Martin then urged people to help her raise money to put up signs near every water body that contains these deadly bacteria so that no other innocent dog would have to lose their lives because of it. The dog owner then revealed to CNN how she did not notice the presence of algae in the beginning until her veterinarian informed her about the debris from the flower-looking substance were actually blooms of cyanobacteria which claimed the lives of her dogs.
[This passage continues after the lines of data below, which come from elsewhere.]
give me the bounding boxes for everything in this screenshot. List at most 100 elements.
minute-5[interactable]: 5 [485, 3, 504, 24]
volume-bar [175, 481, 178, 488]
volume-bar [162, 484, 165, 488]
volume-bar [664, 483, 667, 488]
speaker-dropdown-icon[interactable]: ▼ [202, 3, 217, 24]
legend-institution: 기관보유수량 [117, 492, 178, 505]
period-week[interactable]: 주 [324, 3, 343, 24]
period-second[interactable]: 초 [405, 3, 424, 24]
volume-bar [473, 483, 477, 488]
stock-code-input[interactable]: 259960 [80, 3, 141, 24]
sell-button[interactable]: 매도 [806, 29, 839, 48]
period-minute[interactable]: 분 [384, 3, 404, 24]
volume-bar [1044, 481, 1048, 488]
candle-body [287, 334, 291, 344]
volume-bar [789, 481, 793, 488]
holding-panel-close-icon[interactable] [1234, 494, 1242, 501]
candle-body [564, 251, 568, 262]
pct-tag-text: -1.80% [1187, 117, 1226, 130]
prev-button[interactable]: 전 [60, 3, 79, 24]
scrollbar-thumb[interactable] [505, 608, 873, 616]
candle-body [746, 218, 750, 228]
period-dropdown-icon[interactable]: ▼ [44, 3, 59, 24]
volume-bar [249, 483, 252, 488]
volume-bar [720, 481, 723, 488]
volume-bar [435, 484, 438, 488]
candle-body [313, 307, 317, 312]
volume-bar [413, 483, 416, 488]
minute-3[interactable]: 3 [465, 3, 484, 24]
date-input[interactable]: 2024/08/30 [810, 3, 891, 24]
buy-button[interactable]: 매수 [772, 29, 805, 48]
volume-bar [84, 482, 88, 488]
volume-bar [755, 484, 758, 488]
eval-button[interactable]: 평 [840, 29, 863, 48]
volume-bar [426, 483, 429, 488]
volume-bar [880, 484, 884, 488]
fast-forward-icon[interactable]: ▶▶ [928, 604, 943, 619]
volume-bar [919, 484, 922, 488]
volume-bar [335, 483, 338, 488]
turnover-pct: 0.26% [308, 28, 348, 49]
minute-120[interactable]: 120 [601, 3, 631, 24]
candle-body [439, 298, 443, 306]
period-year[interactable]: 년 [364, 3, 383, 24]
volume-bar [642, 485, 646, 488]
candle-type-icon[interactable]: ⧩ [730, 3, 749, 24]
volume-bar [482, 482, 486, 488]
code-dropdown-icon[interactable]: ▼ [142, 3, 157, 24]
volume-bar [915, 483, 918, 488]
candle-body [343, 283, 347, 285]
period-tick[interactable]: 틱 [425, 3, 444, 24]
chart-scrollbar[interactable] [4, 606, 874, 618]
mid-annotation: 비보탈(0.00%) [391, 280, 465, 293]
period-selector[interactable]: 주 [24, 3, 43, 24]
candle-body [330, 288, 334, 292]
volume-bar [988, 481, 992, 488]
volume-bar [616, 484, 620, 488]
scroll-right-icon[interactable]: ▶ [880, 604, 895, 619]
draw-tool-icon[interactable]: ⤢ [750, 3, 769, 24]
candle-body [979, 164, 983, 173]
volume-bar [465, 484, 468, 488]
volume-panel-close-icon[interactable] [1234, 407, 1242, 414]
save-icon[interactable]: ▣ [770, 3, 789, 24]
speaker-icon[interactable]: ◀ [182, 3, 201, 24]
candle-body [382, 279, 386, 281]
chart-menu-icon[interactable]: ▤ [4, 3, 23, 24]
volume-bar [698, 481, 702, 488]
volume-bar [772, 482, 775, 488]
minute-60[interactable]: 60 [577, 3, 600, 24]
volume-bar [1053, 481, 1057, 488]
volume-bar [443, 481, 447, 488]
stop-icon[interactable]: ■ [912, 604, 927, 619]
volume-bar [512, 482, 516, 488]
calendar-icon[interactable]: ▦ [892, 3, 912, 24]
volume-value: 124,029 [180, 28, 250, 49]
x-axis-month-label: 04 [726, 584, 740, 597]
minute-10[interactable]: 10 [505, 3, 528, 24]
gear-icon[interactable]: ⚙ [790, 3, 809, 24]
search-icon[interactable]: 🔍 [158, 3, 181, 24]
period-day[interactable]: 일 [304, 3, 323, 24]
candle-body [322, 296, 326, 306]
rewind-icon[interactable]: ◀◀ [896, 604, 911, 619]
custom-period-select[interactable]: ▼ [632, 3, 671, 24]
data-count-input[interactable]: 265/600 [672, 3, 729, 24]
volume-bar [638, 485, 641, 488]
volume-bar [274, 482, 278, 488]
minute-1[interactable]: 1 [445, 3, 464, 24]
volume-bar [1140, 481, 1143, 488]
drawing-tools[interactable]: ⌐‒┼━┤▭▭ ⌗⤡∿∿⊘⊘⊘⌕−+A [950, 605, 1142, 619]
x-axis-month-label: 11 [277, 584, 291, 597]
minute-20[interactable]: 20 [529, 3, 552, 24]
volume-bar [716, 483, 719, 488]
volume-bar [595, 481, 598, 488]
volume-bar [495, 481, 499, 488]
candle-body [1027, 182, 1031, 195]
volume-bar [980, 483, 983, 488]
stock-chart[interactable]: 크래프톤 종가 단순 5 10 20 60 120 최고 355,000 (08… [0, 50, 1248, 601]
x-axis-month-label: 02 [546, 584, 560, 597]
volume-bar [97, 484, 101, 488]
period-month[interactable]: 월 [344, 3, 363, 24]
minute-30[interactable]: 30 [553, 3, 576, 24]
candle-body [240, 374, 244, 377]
Martin further mentioned how there were no signs warning visitors of the presence of toxic algae near the pond which was situated right beside a popular walking trail. Had there been a signboard, Martin would still be living happily with her furry friends. 


Now, it's her mission to put up signs near toxic waterbodies alerting dog owners of its deadly effects. "I will not stop until I make positive change," said Martin. "I will not lose my dogs for nothing." According to the North Carolina Department of Health and Human Services, these toxic algae blooms usually infest freshwater bodies during the warm climate when the water remains stagnant. While some algal blooms tend to leave behind a film of muck that renders the water ruddy, others are quite difficult to detect, and it was the latter that Martin's dogs were exposed to.


As per Blue Cross for Pets, a UK animal charity, there's no cure for such a poisoning as it always leads to the death in dogs after they lick these poisonous algae off their fur. According to a report by CNN, the North Carolina Department of Environmental Quality periodically updates its map marking sites that contain these algae blooms. However, if a health notice isn't posted, the state's health and human services department advises people to keep themselves and their pets away from water bodies that smell or look bad or murky.